Planting Nursery Plants -- Continue to plant warm-season annual flowers and vegetables (tomatoes, peppers, marigolds, petunias, and the like) as long as all danger of frost has passed and as long as you have enough time for them to beat the summer heat. (However, in hot desert areas, for example, that means no later than late February.) If in doubt, give a quick call to the garden center nearest you.
- If you haven't already and as long as you're a couple of weeks past your region's last average frost date, you can plant seeds for corn, green beans, melons, squash, cucumbers, okra, sweet potatoes and other heat-lovers.
- Keep mowing regularly -- about once every week or two -- and at the right height. It's the best thing you can do to control weeds and keep grass thick and healthy. In areas where it's hitting the 90s F, mow cool-season lawns such as bluegrass, ryegrasses, or fescues at 3 inches or so (2 inches in cooler weather). Mow warm-season grasses such as Bermuda, St. Augustine, and zoysia at about 2 inches all growing season long.
- Dethatch warm-season lawns, if necessary, once the lawn starts to grow.
- Fertilize your lawn.
- Fertilize roses, citrus trees, fuchsia, avocado trees, and irises.

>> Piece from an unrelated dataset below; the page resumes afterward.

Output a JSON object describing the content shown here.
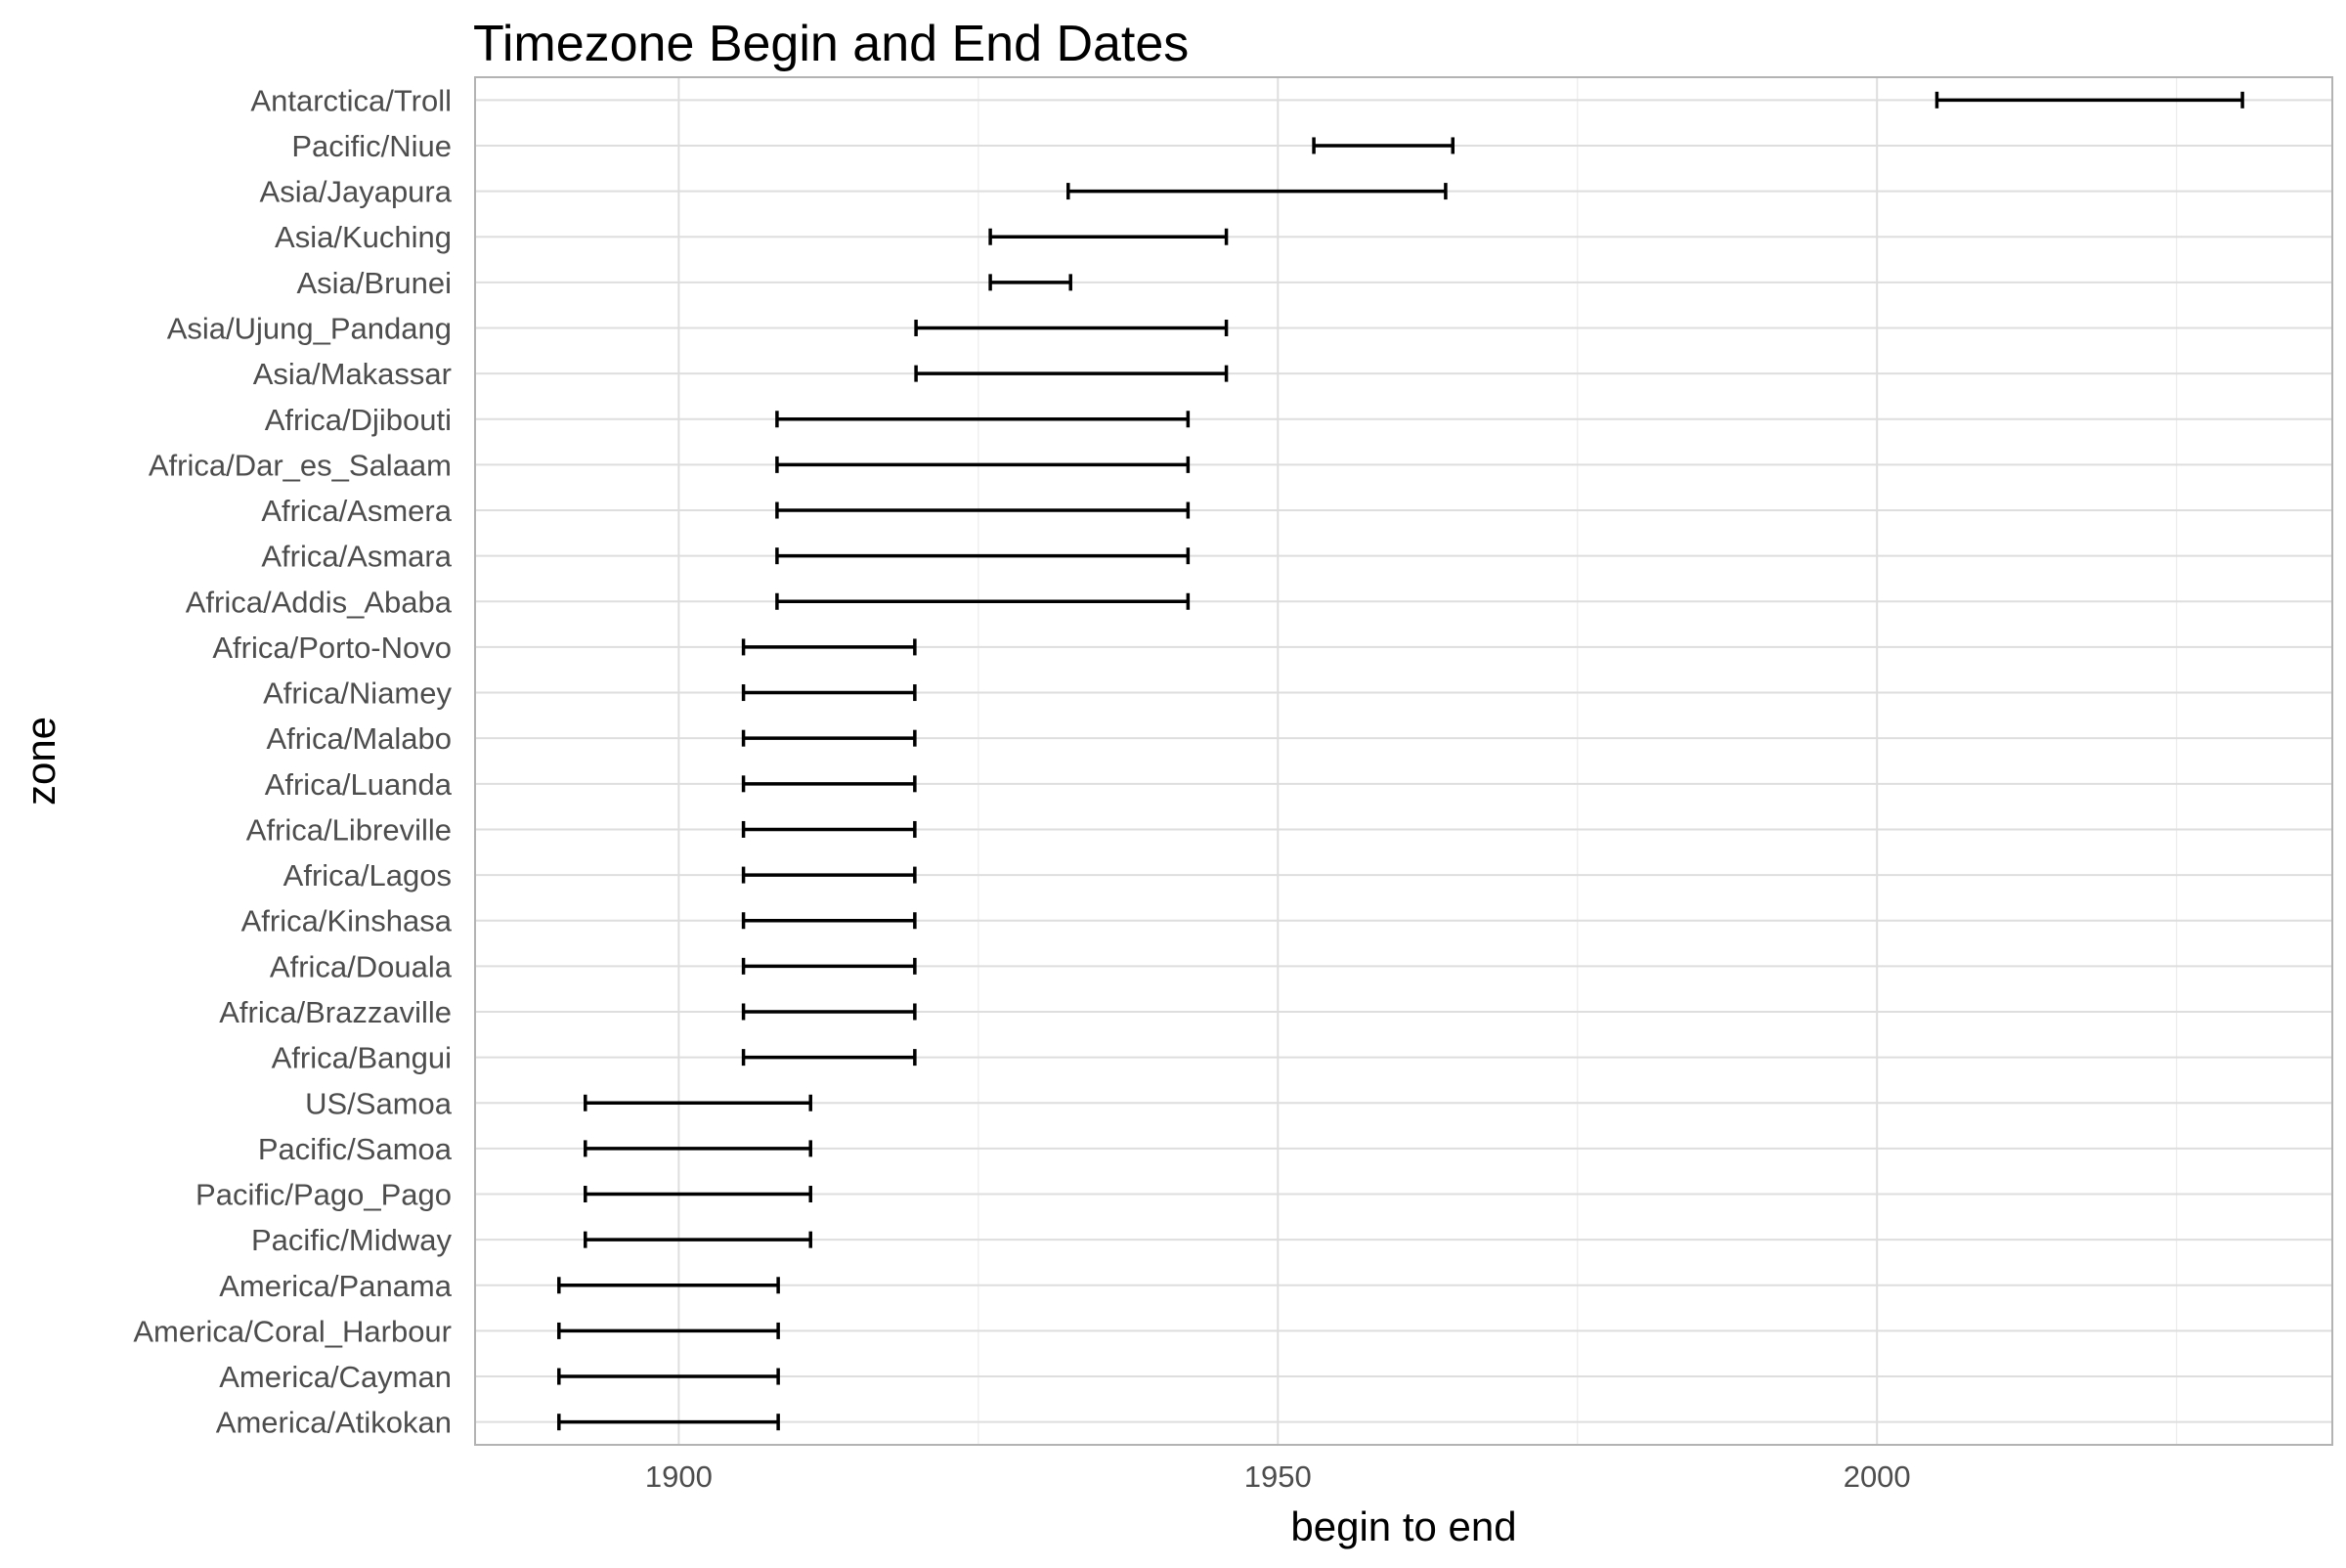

- If conditions are dry, spider mites may well be starting to take hold. Control them by giving affected plants a strong daily blast with the hose, being sure to get underneath the leaves. This has the nice side effect of also reducing aphid populations.
- Keep up with watering, paying special attention to newly-planted plants, containers, roses, lawns, tomatoes, and globe artichokes. For best use of water, water around established plantings once the soil is dry about 6 inches below the surface. If you don't already have a drip irrigation system set up for your containers, check out the many types available at your garden center.

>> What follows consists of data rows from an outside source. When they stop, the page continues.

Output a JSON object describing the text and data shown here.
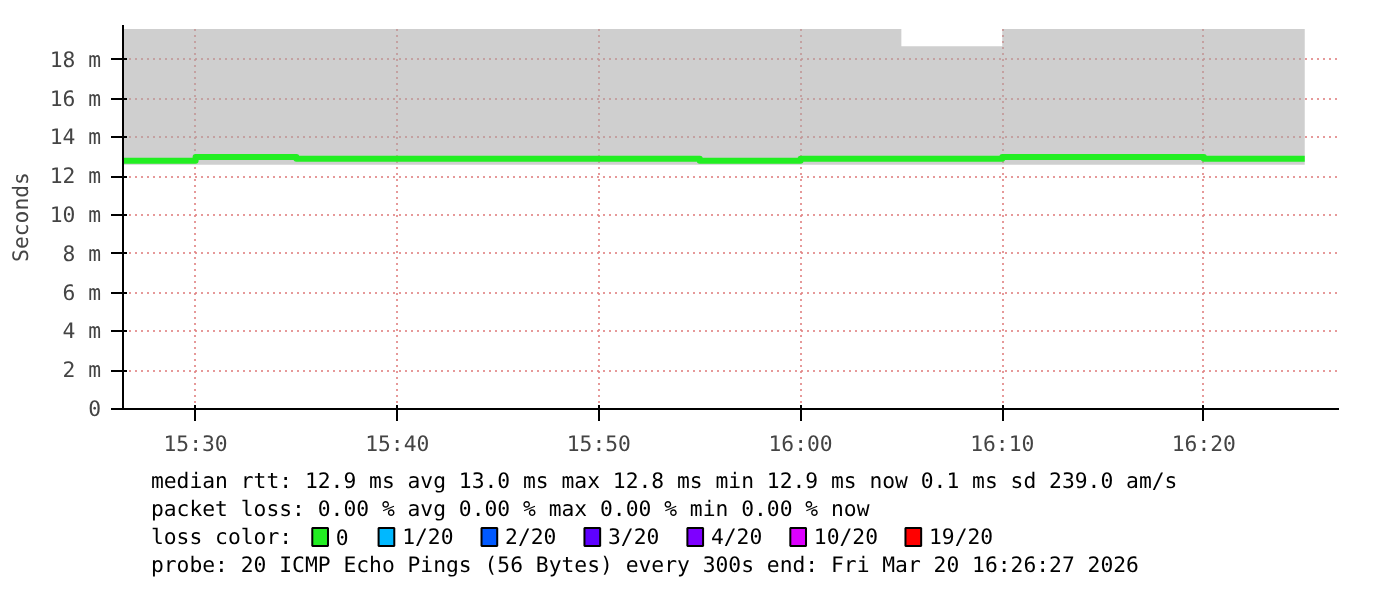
{
  "chart_data": {
    "type": "step",
    "ylabel": "Seconds",
    "legend_title": "loss color:",
    "legend": "bottom",
    "grid": true,
    "line_style": "solid",
    "marker": "none",
    "x": [
      15.44,
      15.5,
      15.5833,
      15.6667,
      15.75,
      15.8333,
      15.9167,
      16.0,
      16.0833,
      16.1667,
      16.25,
      16.3333,
      16.4167
    ],
    "xlim": [
      15.44,
      16.445
    ],
    "xticks": [
      {
        "value": 15.5,
        "label": "15:30"
      },
      {
        "value": 15.6667,
        "label": "15:40"
      },
      {
        "value": 15.8333,
        "label": "15:50"
      },
      {
        "value": 16.0,
        "label": "16:00"
      },
      {
        "value": 16.1667,
        "label": "16:10"
      },
      {
        "value": 16.3333,
        "label": "16:20"
      }
    ],
    "ylim": [
      0,
      19.8
    ],
    "yticks": [
      0,
      {
        "value": 2,
        "label": "2 m"
      },
      {
        "value": 4,
        "label": "4 m"
      },
      {
        "value": 6,
        "label": "6 m"
      },
      {
        "value": 8,
        "label": "8 m"
      },
      {
        "value": 10,
        "label": "10 m"
      },
      {
        "value": 12,
        "label": "12 m"
      },
      {
        "value": 14,
        "label": "14 m"
      },
      {
        "value": 16,
        "label": "16 m"
      },
      {
        "value": 18,
        "label": "18 m"
      }
    ],
    "series": [
      {
        "name": "0",
        "color": "#22ee22",
        "values": [
          12.8,
          13.0,
          12.9,
          12.9,
          12.9,
          12.9,
          12.8,
          12.9,
          12.9,
          13.0,
          13.0,
          12.9,
          12.9
        ],
        "lower": [
          12.6,
          12.6,
          12.6,
          12.6,
          12.6,
          12.6,
          12.6,
          12.6,
          12.6,
          12.6,
          12.6,
          12.6,
          12.6
        ],
        "upper": [
          19.6,
          19.6,
          19.6,
          19.6,
          19.6,
          19.6,
          19.6,
          19.6,
          18.7,
          19.6,
          19.6,
          19.6,
          19.6
        ]
      },
      {
        "name": "1/20",
        "color": "#00b8ff",
        "values": [
          null,
          null,
          null,
          null,
          null,
          null,
          null,
          null,
          null,
          null,
          null,
          null,
          null
        ]
      },
      {
        "name": "2/20",
        "color": "#0059ff",
        "values": [
          null,
          null,
          null,
          null,
          null,
          null,
          null,
          null,
          null,
          null,
          null,
          null,
          null
        ]
      },
      {
        "name": "3/20",
        "color": "#5e00ff",
        "values": [
          null,
          null,
          null,
          null,
          null,
          null,
          null,
          null,
          null,
          null,
          null,
          null,
          null
        ]
      },
      {
        "name": "4/20",
        "color": "#7e00ff",
        "values": [
          null,
          null,
          null,
          null,
          null,
          null,
          null,
          null,
          null,
          null,
          null,
          null,
          null
        ]
      },
      {
        "name": "10/20",
        "color": "#dd00ff",
        "values": [
          null,
          null,
          null,
          null,
          null,
          null,
          null,
          null,
          null,
          null,
          null,
          null,
          null
        ]
      },
      {
        "name": "19/20",
        "color": "#ff0000",
        "values": [
          null,
          null,
          null,
          null,
          null,
          null,
          null,
          null,
          null,
          null,
          null,
          null,
          null
        ]
      }
    ],
    "annotations": [
      "median rtt:  12.9 ms avg  13.0 ms max  12.8 ms min  12.9 ms now  0.1 ms sd  239.0   am/s",
      "packet loss: 0.00 % avg  0.00 % max  0.00 % min  0.00 % now",
      "probe:       20 ICMP Echo Pings (56 Bytes) every 300s          end: Fri Mar 20 16:26:27 2026"
    ]
  }
}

Deadheading 101 -- Deadhead fading flower blossoms. You'll keep your garden neater and flowering better longer.
Stakes and Supports -- Stake tall plants that will need it now while they're just a foot or so high.
- Continue to control snails and ants as needed.
- When the blossoms on your potatoes start to bloom, it's time to harvest.
- Harvest vegetables when they're young and tender.
- In low desert areas, provide shade for tomatoes when daytime temperatures reach 100 degrees F.